Si indica poi che “le sostanze che meglio penetrano la barriera cutanea sono quelle solubili sia nei lipidi che in acqua”. Inoltre “gli acidi e le basi deboli nella loro forma non dissociata sono maggiormente assorbiti”.
 
Riguardo ai metodi di misura, le misure biologiche, che fanno parte dei metodi indiretti, “sono in grado di fornire una misura integrata della dose assorbita per via dermica, inalatoria e digestiva se si conoscono metabolismo e tossicocinetica della sostanza, preferibilmente sull’uomo.  Tra gli svantaggi possiamo individuare interferenze o reattività incrociate, azioni invasive per il prelievo del sangue, necessità di metodi analitici specifici e sensibili e di modalità adeguate per interpretare i risultati (valori limite biologici, valori di riferimento, dati di pre-esposizione)”.
In ogni caso “in casi di elevata velocità di rimozione, risospensione o evaporazione, il monitoraggio biologico, eventualmente dopo protezione della via respiratoria, è la tecnica elettiva di misura”.
Inoltre altri metodi indiretti “quali le tecniche di rimozione dalle superfici, misurano la massa totale di sostanza presente oppure la quota disponibile per il trasferimento alla cute.
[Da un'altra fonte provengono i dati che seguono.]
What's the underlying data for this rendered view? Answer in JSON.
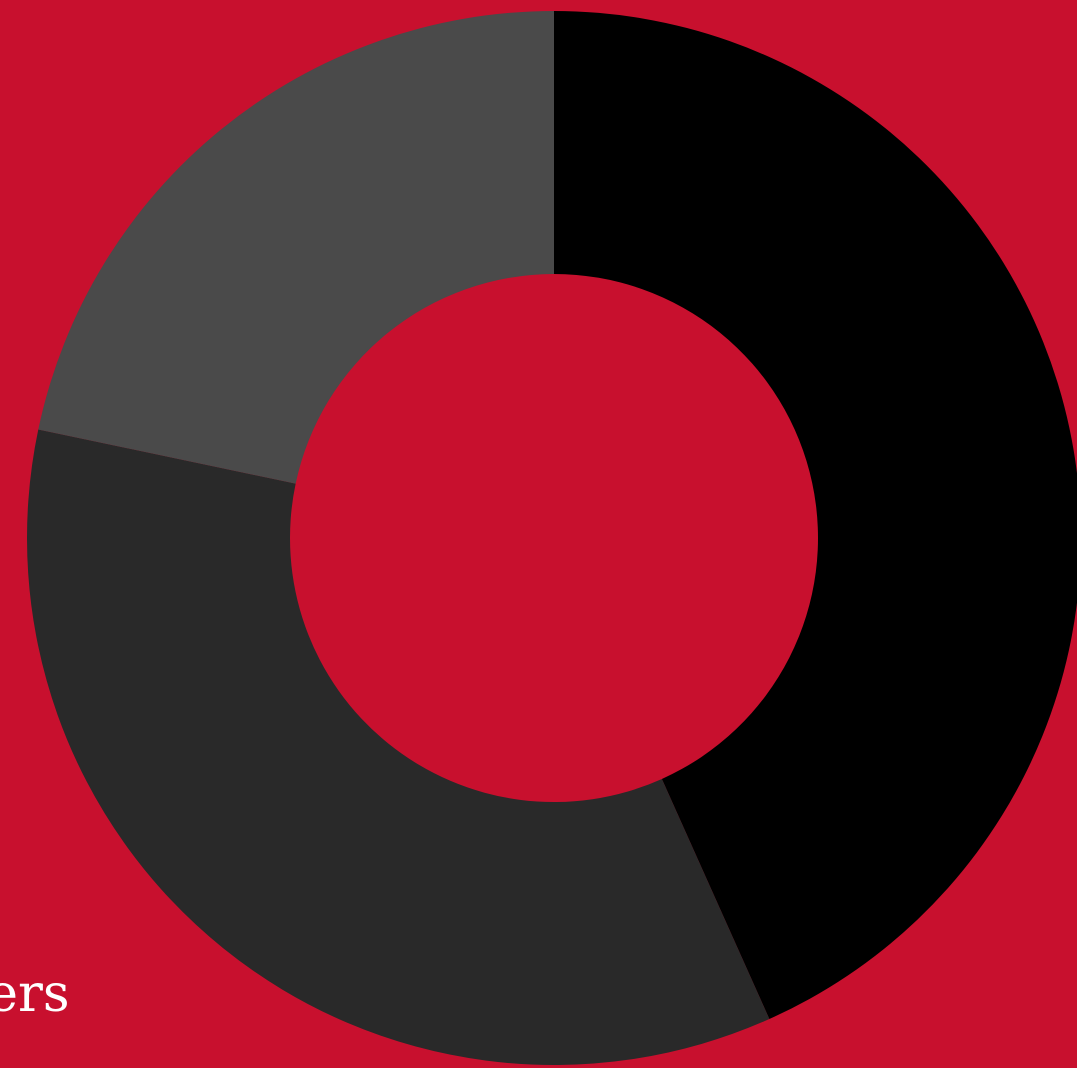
{
  "background_color": "#c8102e",
  "caption": "fers",
  "chart_data": {
    "type": "pie",
    "style": "donut",
    "start_angle_deg": 0,
    "direction": "clockwise",
    "slices": [
      {
        "value": 43.3,
        "color": "#000000"
      },
      {
        "value": 35.0,
        "color": "#292929"
      },
      {
        "value": 21.7,
        "color": "#4a4a4a"
      }
    ]
  }
}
L’OSHA ha pubblicato linee guida per la valutazione dei metodi di campionamento superficiale”.
 
I metodi diretti hanno invece il vantaggio, rispetto al monitoraggio biologico, “di differenziare la cutanea dalle altre vie di assorbimento, di identificare la zona a più alta esposizione, di misurare il livello di protezione dei DPI e di utilizzare campionamenti non invasivi. Tra gli svantaggi la stabilità dell’ agente chimico sul substrato di raccolta e l’interferenza dei campionamenti con l’attività lavorativa. I principi su cui si basa la misura possono essere l’intercettazione (uso di surrogati cutanei), la rimozione o la lettura diretta (metodi in loco)”.
 
L’autore conclude la relazione ricordando che la cute è un “organo complesso attraverso il quale alcuni composti sono assorbiti in misura maggiore di altri”.
In particolare il “monitoraggio biologico è una tecnica importante ma i metodi non sono sempre disponibili, pertanto l’implementazione di tecniche dirette e la conoscenza dei fattori che possono influenzare la velocità di assorbimento è importante per definire il contributo che questa via fornisce all’esposizione totale”.